Automate Your Workflow with Clevrr Computer's AI Agents

Clevrr Computer is an open-source computer automation tool inspired by Anthropic’s “Computer Use” concept.

It uses AI agents (Azure OpenAI, Google Gemini, etc) and the PyAutoGUI library to perform system actions, automating keyboard, mouse, and screen interactions with precision.

Features

Screen analysis and intelligent navigation
Automated mouse and keyboard control
Screenshot capture and window management
Multi-modal AI processing
Error handling with user feedback
Safety protocols for system interactions
Chain-of-thought task execution

Use Cases

Automated Software Testing: Clevrr Computer can automate repetitive testing procedures, interacting with software interfaces just like a human tester. This frees up human testers for more complex tasks.
Data Entry and Form Filling: Imagine automatically populating forms with data from spreadsheets. Clevrr Computer can handle this, reducing manual data entry and minimizing errors.
Content Creation Workflow: Clevrr Computer can automate parts of a content creation workflow, such as resizing images, uploading files, or scheduling posts, increasing efficiency.
Robotic Process Automation (RPA): Businesses can use Clevrr Computer to automate repetitive tasks within their existing software systems, reducing manual effort and improving workflow efficiency.
Accessibility Tool: For users with limited mobility, Clevrr Computer can provide an alternative way to interact with computer systems through voice commands and automated actions.

How It Works

Clevrr Computer uses a multi-modal AI agent coupled with a screen capture mechanism. The agent receives a task, develops a plan, and uses the get_screen_info tool to capture and analyze screen content. A multi-modal LLM interprets the screen and guides the agent. The agent then executes actions using the PythonREPLAst tool and PyAutoGUI.

Pros

Open-source and freely available.
Automates tedious tasks.
Offers flexibility through model choices (OpenAI or Gemini).
Provides a floating user interface for easy interaction.

Cons

Beta software with potential instability.
Security risks associated with system-level access.
Requires technical knowledge to set up and configure.
Potential for unintended actions if not used carefully.

Installation

To get started, make sure you have Python and Git installed on your system before you begin.

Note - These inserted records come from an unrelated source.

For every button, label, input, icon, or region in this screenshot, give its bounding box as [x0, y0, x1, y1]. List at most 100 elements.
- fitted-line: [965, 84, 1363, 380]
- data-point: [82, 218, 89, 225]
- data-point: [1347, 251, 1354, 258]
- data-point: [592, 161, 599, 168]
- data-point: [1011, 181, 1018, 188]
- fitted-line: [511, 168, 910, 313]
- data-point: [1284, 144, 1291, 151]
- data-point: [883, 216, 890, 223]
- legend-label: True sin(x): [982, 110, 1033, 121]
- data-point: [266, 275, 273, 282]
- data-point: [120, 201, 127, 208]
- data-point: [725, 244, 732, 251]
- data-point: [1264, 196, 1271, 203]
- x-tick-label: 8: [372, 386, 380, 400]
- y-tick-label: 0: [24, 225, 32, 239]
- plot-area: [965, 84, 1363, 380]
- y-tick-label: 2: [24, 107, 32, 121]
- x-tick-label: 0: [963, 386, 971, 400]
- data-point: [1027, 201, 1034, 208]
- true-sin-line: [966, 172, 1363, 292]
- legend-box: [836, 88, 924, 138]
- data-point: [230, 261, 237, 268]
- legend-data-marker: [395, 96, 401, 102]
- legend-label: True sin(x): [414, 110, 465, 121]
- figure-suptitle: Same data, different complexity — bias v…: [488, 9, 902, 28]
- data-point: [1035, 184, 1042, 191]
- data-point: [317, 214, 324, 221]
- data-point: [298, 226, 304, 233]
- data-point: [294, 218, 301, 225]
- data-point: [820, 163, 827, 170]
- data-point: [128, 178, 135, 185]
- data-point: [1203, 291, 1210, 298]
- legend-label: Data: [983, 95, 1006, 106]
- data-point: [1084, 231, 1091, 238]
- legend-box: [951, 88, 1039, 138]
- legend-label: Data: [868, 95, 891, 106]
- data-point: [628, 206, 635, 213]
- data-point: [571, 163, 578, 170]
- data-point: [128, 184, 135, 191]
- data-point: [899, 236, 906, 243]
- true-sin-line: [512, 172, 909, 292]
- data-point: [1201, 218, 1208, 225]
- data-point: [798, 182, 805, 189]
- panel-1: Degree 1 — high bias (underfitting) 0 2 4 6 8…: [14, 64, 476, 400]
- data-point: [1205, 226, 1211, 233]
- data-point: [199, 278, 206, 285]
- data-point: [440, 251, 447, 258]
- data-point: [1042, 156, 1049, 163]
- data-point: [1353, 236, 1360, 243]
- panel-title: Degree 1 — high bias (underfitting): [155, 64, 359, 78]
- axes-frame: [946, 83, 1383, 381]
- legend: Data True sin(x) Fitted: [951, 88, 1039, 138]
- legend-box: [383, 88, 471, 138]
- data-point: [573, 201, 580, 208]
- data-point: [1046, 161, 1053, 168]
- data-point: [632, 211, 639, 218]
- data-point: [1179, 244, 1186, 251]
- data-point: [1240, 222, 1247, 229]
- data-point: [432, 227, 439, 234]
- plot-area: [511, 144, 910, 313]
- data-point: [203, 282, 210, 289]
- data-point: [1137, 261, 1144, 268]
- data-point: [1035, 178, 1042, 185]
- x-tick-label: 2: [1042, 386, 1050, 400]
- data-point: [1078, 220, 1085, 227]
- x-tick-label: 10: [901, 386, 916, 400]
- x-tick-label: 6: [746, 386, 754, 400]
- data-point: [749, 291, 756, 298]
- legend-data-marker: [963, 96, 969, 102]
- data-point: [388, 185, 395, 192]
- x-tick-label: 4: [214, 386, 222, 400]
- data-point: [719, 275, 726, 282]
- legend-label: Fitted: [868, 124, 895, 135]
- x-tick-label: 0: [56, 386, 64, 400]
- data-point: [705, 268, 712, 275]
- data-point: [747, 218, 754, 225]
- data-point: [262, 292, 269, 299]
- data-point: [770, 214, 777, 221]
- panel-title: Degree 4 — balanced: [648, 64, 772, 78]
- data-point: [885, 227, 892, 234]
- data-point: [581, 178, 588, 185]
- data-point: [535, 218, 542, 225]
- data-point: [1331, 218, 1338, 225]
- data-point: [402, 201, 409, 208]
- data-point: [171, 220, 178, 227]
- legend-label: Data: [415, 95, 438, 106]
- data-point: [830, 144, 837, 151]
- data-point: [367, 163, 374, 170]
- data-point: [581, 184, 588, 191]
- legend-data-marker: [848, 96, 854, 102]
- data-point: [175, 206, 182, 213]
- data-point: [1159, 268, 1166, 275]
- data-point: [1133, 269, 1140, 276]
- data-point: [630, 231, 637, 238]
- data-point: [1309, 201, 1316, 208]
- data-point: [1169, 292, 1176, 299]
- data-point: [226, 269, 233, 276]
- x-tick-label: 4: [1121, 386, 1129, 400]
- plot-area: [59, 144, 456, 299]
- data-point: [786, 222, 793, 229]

1. Clone the Repository: Open your terminal or command prompt and clone the Clevrr Computer repository using Git:

git clone https://github.com/Clevrr-AI/Clevrr-Computer.git

2. Navigate to the Directory: Change your current directory to the newly cloned repository:

cd Clevrr-Computer

3. Install Dependencies: Clevrr Computer relies on several Python libraries. Install these dependencies using pip:

pip install -r requirements.txt

4. Set Up Environment Variables: Clevrr Computer uses a .env file to store API keys and configuration settings.

Rename the existing .env_dev file to .env:

   mv .env_dev .env

Open the .env file with a text editor and add your API keys for either Azure OpenAI or Google Gemini. You’ll need to obtain these keys from the respective providers. Fill in the following placeholders:

   AZURE_OPENAI_API_KEY=<YOUR_AZURE_API_KEY>
   AZURE_OPENAI_ENDPOINT=<YOUR_AZURE_ENDPOINT_URL>
   AZURE_OPENAI_API_VERSION=<YOUR_AZURE_API_VERSION>
   AZURE_OPENAI_CHAT_DEPLOYMENT_NAME=<YOUR_AZURE_DEPLOYMENT_NAME>
   GOOGLE_API_KEY=<YOUR_GEMINI_API_KEY>

Usage

Once installed, you can run Clevrr Computer from your terminal.

1. Run the Application: The basic command to start Clevrr Computer is:

python main.py

This will launch the application using the default Gemini model and the floating user interface.

2. Choosing a Model: You can specify the AI model (OpenAI or Gemini) using the --model argument:

For OpenAI:

   python main.py --model openai

For Gemini (default):

   python main.py --model gemini

4. Floating UI: The application includes a floating user interface built with Tkinter. You can disable this floating behavior using the --float-ui flag:

To disable floating UI:

   python main.py --float-ui 0

To enable floating UI (default):

   python main.py --float-ui 1

5. Giving Instructions: Once Clevrr Computer is running, you can provide instructions to the AI agent through the interface (if enabled) or through other means depending on how you’ve configured the application to receive input. The specific instructions will depend on the task you want to automate.